Nous sommes dans la région de Lotbinière, au sud du fleuve Saint-Laurent.

Un passager arrivé ce matin par le Drummond nous fournit de nouveaux détails sur le terrible catastrophe qui s’est produite la nuit dernière à rivière du Chêne.

Cet établissement est situé à une quinzaine de milles en arrière de St-Édouard et à une douzaine de milles du premier bureau de télégraphe, Sainte-Philomène (Fortierville) ; c’est ce qui explique que les compagnies de télégraphe ici [à Québec] n’en sachent encore rien.

Comme le train stoppait à Ste-Philomène, un homme est arrivé à toute bride, sur un cheval tout couvert d’écume, à moitié fourbu et a narré brièvement ce qui s’était passé. Il tremblait de tous ses membres, il était encore sous le coup de l’épouvante de la scène terrible qui s’était déroulée sous ses yeux. Pour nous servir de l’une de ses expressions, il croyait la fin du monde arrivée. Il venait au village le plus rapproché demander du secours.

La falaise qui est très élevée à cet endroit s’est effondrée sur une distance d’une vingtaine d’arpents [un peu plus de 1170 mètres], entraînant plusieurs bâtiments et engloutissant cinq familles complètes, une vingtaine de personnes.

Cette catastrophe s’est produite si soudainement que les malheureux ont à peine eu le temps de se sentir emportés, qu’ils ont été engloutis sans pouvoir rien tenter pour échapper au gouffre ouvert sous leurs pieds.

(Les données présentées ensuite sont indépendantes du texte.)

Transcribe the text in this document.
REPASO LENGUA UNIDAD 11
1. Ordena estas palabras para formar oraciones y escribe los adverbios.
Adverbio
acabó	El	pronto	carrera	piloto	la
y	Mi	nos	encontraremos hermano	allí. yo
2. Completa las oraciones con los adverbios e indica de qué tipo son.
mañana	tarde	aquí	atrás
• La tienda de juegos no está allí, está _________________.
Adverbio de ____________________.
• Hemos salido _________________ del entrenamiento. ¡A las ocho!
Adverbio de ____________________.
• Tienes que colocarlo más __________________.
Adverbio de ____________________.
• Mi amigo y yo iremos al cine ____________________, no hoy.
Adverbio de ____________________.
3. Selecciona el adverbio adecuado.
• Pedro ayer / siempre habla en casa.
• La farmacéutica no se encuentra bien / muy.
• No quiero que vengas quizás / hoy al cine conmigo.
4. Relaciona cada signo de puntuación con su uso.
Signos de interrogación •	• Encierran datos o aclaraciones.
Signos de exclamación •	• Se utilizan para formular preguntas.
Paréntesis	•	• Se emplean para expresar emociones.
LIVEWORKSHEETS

Le bruit produit par l’éboulement a mis en un clin d’œil tout le village sur pied. Les gens n’en pouvaient croire leurs yeux : à la place de plaines fertiles, où s’élevaient plusieurs habitations, où régnait l’activité des fermes, il y avait un chaos indescriptible, dont la photographie seule pourrait donner une idée.

Effrayés à cette vue, et en constatant que des crevasses s’ouvraient sous leurs pas, hommes, femmes et enfants se sauvaient à travers champs, fuyaient droit devant eux, instinctivement, sans se demander où ils allaient, poussés par l’idée de fuir le théâtre de l’épouvantable accident.

Sur le coup, chacun ne pensait qu’à sa conservation personnelle, mais le premier moment passé, on songea à tenter de porter secours aux victimes entraînées par l’éboulement ; jusqu’au moment du départ de l’interlocuteur de celui qui nous renseigne, les recherches avaient été infructueuses.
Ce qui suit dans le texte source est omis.